Allí son encarcelados sin juicio en una supuesta cadena perpetua.

Antes, Estados Unidos protegía los derechos humanos en el exterior. Ahora participa en su violación.

Los países que no acepten deportados de EE.UU. podrían ser castigados con la prohibición de viaje, pero los gobiernos que reprimen a sus ciudadanos y les prohiben la salida ya no aparecerán en los Informes anuales del Departamento de Estado sobre derechos humanos internacionales. Tampoco aparecerá la persecución de organizaciones y activistas.

En cambio, el gobierno llama el maltrato de los residentes blancos de Sudáfrica “genocidio” y retira fondos a las principales universidades por permitir protestas de estudiantes palestinos.

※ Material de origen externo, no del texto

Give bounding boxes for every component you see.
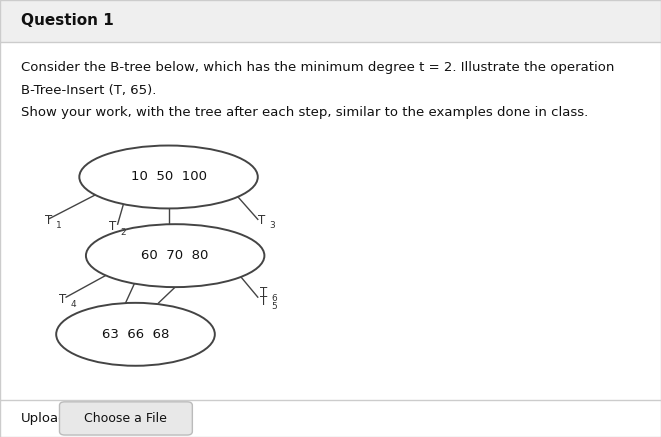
Text: Show your work, with the tree after each step, similar to the examples done in c: Show your work, with the tree after each… (21, 106, 588, 119)
Text: T: T (260, 295, 267, 308)
Ellipse shape (86, 224, 264, 287)
Text: Question 1: Question 1 (21, 13, 114, 28)
Text: Consider the B-tree below, which has the minimum degree t = 2. Illustrate the op: Consider the B-tree below, which has the… (21, 61, 615, 74)
FancyBboxPatch shape (59, 402, 192, 435)
FancyBboxPatch shape (0, 0, 661, 42)
Text: 4: 4 (71, 300, 77, 309)
Text: 6: 6 (271, 294, 277, 302)
Text: T: T (258, 214, 265, 227)
Text: 63  66  68: 63 66 68 (102, 328, 169, 341)
Text: 5: 5 (271, 302, 277, 311)
Text: 3: 3 (269, 222, 275, 230)
Text: T: T (45, 214, 52, 227)
Ellipse shape (56, 303, 215, 366)
Ellipse shape (79, 146, 258, 208)
Text: T: T (59, 293, 67, 306)
Text: Upload: Upload (21, 412, 68, 425)
Text: B-Tree-Insert (T, 65).: B-Tree-Insert (T, 65). (21, 84, 157, 97)
Text: 2: 2 (120, 228, 126, 236)
Text: Choose a File: Choose a File (85, 412, 167, 425)
Text: T: T (109, 220, 116, 233)
Text: 1: 1 (56, 222, 62, 230)
Text: 10  50  100: 10 50 100 (131, 170, 206, 184)
Text: T: T (260, 286, 267, 299)
Text: 60  70  80: 60 70 80 (141, 249, 209, 262)
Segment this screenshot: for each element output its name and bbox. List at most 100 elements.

El uso extremo de la fuerza para cazar y expulsar a inmigrantes es solo el comienzo de una era de autoritarismo cuyo final es incierto y tenebroso, y cuyas próximas víctimas son quienes resisten este régimen, sean o no inmigrantes.

Y esto es lo que define nuestro país en estos días.

Hasta que llegó Trump, Estados Unidos se consideraba una nación de inmigrantes, el país de las oportunidades, donde cada uno de nosotros puede convertirse en ciudadano, una nación generosa a la que le importa la libertad y democracia en todo el mundo.

No más.

La semana pasada, al saludar a inmigrantes tornados en nuevos ciudadanos, Trump expresó un punto de vista radicalmente diferente al de sus antecesores.

En el pasado, los presidentes reconocían que EE.UU. es un país de inmigrantes y enumeraban los logros de estos. Trump en cambio – evitando la palabra “inmigrante” – solo enumera los logros del país al que deben integrarse so pena de castigo.

Todos los presidentes de EE.UU. descienden de inmigrantes. El abuelo de Trump, Friedrich Trumpf, vino de Alemania.

Somos un país de inmigrantes, pero no para inmigrantes.

El racismo, la crueldad, la mentira, el cinismo, la codicia que caracterizan el trato a los inmigrantes están diseñados para expandirse al resto de la población.

Faltando menos de un año para los festejos de 25 décadas de independencia, la transformación del país es profunda y preocupante. Y empieza con el trato a los inmigrantes.